Five pillars of learning inform Tan’s teaching—engage, educate, experience, empower and enact. He values each student’s identity and celebrates diversity, even asking families to share their expertise with students through mini-lessons. At the end of the year he hosts a parent appreciation night where he and his students acknowledge the important role families play in their children’s educational success. Tan says his students succeed academically—and he accomplishes this by using a social justice curriculum. “The development of youth into socially critical and responsible individuals is of the highest importance,” says Tan.

Lhisa R. Almashy
Park Vista High School, Lake Worth, Fla.
 “Teaching is the best profession,” says Almashy. “Because our ‘products’ are human beings and we can be part of the vast resources they bring with them.” Almashy teaches ESL to 9th, 10th and 12th graders. Her key to success with English language learners is to teach them to integrate their home and school lives by taking the best from both cultures.  “I learn about my students’ values and experiences from their homes and communities by being
involved not only in their education, but in their lives.” Through celebrating her students’ lived experiences, she steps beyond the stereotypes and generalizations to understand each individual student.

Darnell Fine
Atlanta Neighborhood Charter Middle School, Atlanta, Ga.

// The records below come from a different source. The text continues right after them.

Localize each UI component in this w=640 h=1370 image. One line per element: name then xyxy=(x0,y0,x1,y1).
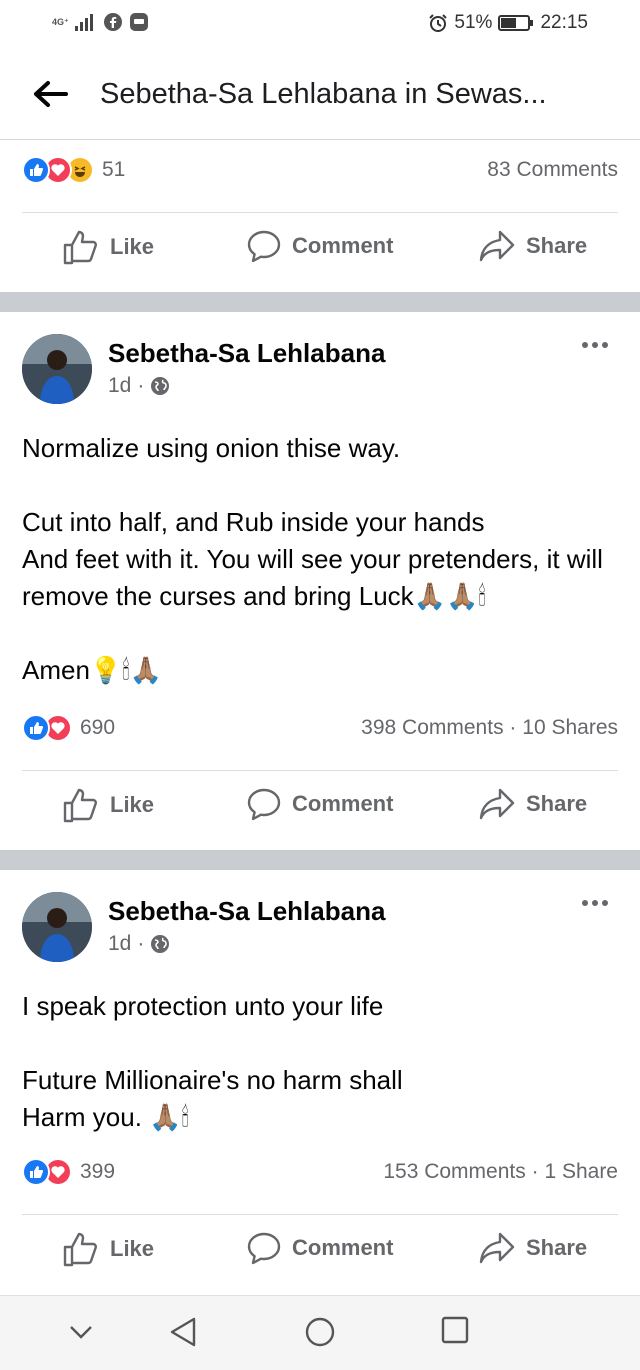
post-stats: 399 153 Comments · 1 Share xyxy=(22,1158,618,1198)
post-paragraph: I speak protection unto your life xyxy=(22,991,384,1021)
share-label: Share xyxy=(526,1235,588,1260)
avatar[interactable] xyxy=(22,892,92,962)
post-author[interactable]: Sebetha-Sa Lehlabana xyxy=(108,338,385,369)
like-label: Like xyxy=(110,234,155,259)
facebook-notification-icon xyxy=(103,13,122,31)
post-meta: 1d · xyxy=(108,374,170,398)
share-label: Share xyxy=(526,791,588,816)
comment-button[interactable]: Comment xyxy=(246,228,393,264)
reaction-summary[interactable]: 690 xyxy=(22,714,115,742)
status-bar: 4G⁺ 51% 22:15 xyxy=(0,0,640,48)
back-triangle-icon[interactable] xyxy=(168,1316,198,1348)
network-type: 4G⁺ xyxy=(52,16,69,27)
post-paragraph: Future Millionaire's no harm shall Harm … xyxy=(22,1065,403,1132)
avatar[interactable] xyxy=(22,334,92,404)
stats-separator: · xyxy=(509,716,517,739)
stats-separator: · xyxy=(531,1160,539,1183)
divider xyxy=(22,212,618,213)
feed-separator xyxy=(0,292,640,312)
action-row: Like Comment Share xyxy=(0,228,640,278)
like-reaction-icon xyxy=(22,1158,50,1186)
post-header: Sebetha-Sa Lehlabana 1d · xyxy=(22,334,618,414)
divider xyxy=(22,770,618,771)
post-paragraph: Amen💡🕯🙏🏽 xyxy=(22,655,163,685)
post-author[interactable]: Sebetha-Sa Lehlabana xyxy=(108,896,385,927)
top-bar: Sebetha-Sa Lehlabana in Sewas... xyxy=(0,48,640,140)
like-button[interactable]: Like xyxy=(62,228,154,266)
reaction-summary[interactable]: 399 xyxy=(22,1158,115,1186)
clock: 22:15 xyxy=(540,12,588,33)
action-row: Like Comment Share xyxy=(0,786,640,836)
comment-count-link[interactable]: 153 Comments xyxy=(383,1160,525,1183)
alarm-icon xyxy=(429,14,448,32)
share-arrow-icon xyxy=(479,230,515,262)
comment-count-link[interactable]: 398 Comments xyxy=(361,716,503,739)
share-count-link[interactable]: 1 Share xyxy=(544,1160,618,1183)
post-text: I speak protection unto your life Future… xyxy=(22,988,618,1136)
comments-shares: 398 Comments · 10 Shares xyxy=(361,716,618,740)
like-reaction-icon xyxy=(22,714,50,742)
post-paragraph: Cut into half, and Rub inside your hands… xyxy=(22,507,603,611)
thumbs-up-icon xyxy=(63,788,97,823)
post-paragraph: Normalize using onion thise way. xyxy=(22,433,401,463)
comment-button[interactable]: Comment xyxy=(246,1230,393,1266)
feed-separator xyxy=(0,850,640,870)
huawei-notification-icon xyxy=(129,13,148,31)
signal-icon xyxy=(74,14,93,31)
more-options-icon[interactable] xyxy=(582,342,608,348)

As a child, Fine’s household was labeled “chaotic,” and Fine himself “a behavior problem.” Today, his past struggles motivate him to “build on the knowledge students bring from home … [and] emphasize meaningful connections to real-life contexts” in his classroom.  In addition to serving on his school’s diversity committee, Fine makes a point of building relationships with families. He acknowledges the value of his students’ home cultures by hosting open forums, town hall meetings and Socratic seminars. “In my classroom,” says Fine, “inclusion isn’t limited to celebrating cultural differences… [I provide] spaces for [students] to express their multiple perspectives.”